The combination of record Subchapter V filings and widespread layoffs is best understood as a stress test of the post-pandemic U.S. economy. Cheap money and abundant demand masked structural weaknesses for several years. Higher rates, shifting trade rules and changing consumer behavior are now exposing which business models are resilient and which require a reset.

For entrepreneurs, the key lessons are conservative capital planning, diversification of funding sources, and a realistic assessment of how sensitive their model is to interest rates and import costs. For investors and analysts, Subchapter V statistics and layoff announcements are valuable early-warning indicators of sector-level health. Instead of viewing them as isolated headlines, treating them as data points in a broader adjustment story allows for a more grounded assessment of risk and opportunity.

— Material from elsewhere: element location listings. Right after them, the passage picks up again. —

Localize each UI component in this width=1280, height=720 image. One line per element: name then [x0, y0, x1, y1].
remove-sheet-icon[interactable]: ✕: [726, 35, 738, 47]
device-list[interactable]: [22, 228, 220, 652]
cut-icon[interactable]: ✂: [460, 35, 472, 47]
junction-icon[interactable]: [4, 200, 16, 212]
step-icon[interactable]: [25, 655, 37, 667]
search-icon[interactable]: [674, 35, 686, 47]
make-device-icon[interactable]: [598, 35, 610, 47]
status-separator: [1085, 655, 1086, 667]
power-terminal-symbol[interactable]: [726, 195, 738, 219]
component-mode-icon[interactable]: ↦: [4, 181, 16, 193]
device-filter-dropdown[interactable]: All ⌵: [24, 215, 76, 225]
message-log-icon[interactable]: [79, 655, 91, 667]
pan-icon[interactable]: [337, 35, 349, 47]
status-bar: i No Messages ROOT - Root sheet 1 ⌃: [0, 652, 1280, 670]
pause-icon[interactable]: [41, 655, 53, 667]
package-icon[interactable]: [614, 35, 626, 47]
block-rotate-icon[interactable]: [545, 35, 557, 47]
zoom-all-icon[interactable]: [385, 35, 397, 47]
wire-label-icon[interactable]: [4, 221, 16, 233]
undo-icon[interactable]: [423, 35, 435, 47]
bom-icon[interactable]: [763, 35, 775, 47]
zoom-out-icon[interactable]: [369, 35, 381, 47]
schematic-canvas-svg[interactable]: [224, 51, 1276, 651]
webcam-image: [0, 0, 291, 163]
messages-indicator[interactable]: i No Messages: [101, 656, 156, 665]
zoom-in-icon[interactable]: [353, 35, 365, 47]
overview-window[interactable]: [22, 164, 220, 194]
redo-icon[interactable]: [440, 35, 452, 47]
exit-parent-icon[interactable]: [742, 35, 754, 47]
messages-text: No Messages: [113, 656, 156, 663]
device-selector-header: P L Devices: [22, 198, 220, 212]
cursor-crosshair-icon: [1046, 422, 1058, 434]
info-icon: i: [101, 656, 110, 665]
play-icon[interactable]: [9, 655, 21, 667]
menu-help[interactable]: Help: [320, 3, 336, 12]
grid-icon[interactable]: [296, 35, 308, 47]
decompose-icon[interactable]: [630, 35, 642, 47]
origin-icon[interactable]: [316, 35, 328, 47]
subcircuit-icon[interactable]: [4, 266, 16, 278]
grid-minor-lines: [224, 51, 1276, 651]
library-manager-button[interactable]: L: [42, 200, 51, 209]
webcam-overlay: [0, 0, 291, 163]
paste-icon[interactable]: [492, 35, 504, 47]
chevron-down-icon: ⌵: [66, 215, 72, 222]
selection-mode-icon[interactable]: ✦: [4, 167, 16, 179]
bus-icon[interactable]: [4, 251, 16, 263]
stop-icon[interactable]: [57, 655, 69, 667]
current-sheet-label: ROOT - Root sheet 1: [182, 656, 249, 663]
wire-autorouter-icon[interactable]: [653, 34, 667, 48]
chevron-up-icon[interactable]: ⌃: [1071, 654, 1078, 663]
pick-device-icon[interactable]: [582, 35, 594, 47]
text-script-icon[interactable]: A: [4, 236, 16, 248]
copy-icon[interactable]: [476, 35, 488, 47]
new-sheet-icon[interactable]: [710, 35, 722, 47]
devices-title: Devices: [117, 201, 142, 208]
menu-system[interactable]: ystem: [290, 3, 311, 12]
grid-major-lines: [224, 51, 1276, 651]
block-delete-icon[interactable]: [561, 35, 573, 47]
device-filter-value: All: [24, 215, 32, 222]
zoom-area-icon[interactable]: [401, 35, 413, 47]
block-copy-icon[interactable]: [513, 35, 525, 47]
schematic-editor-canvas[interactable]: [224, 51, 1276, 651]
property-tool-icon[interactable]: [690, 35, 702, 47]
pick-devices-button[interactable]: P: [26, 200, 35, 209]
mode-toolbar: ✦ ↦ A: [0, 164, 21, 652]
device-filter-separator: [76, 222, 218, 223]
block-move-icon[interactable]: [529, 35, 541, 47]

What is clear is that small businesses remain at the center of this adjustment. They are the first to feel changes in credit conditions and local demand, but they are also a vital engine for innovation and job creation. How policymakers handle interest rates, trade rules and small-business restructuring tools like Subchapter V will go a long way toward determining whether the current wave of bankruptcies becomes a stepping stone to a healthier equilibrium or a sign of deeper structural fragility.

Disclaimer

This article is for educational and analytical purposes only and does not constitute legal, financial or investment advice. Individuals and businesses should consult qualified professionals before making decisions about bankruptcy, restructuring, investing or employment.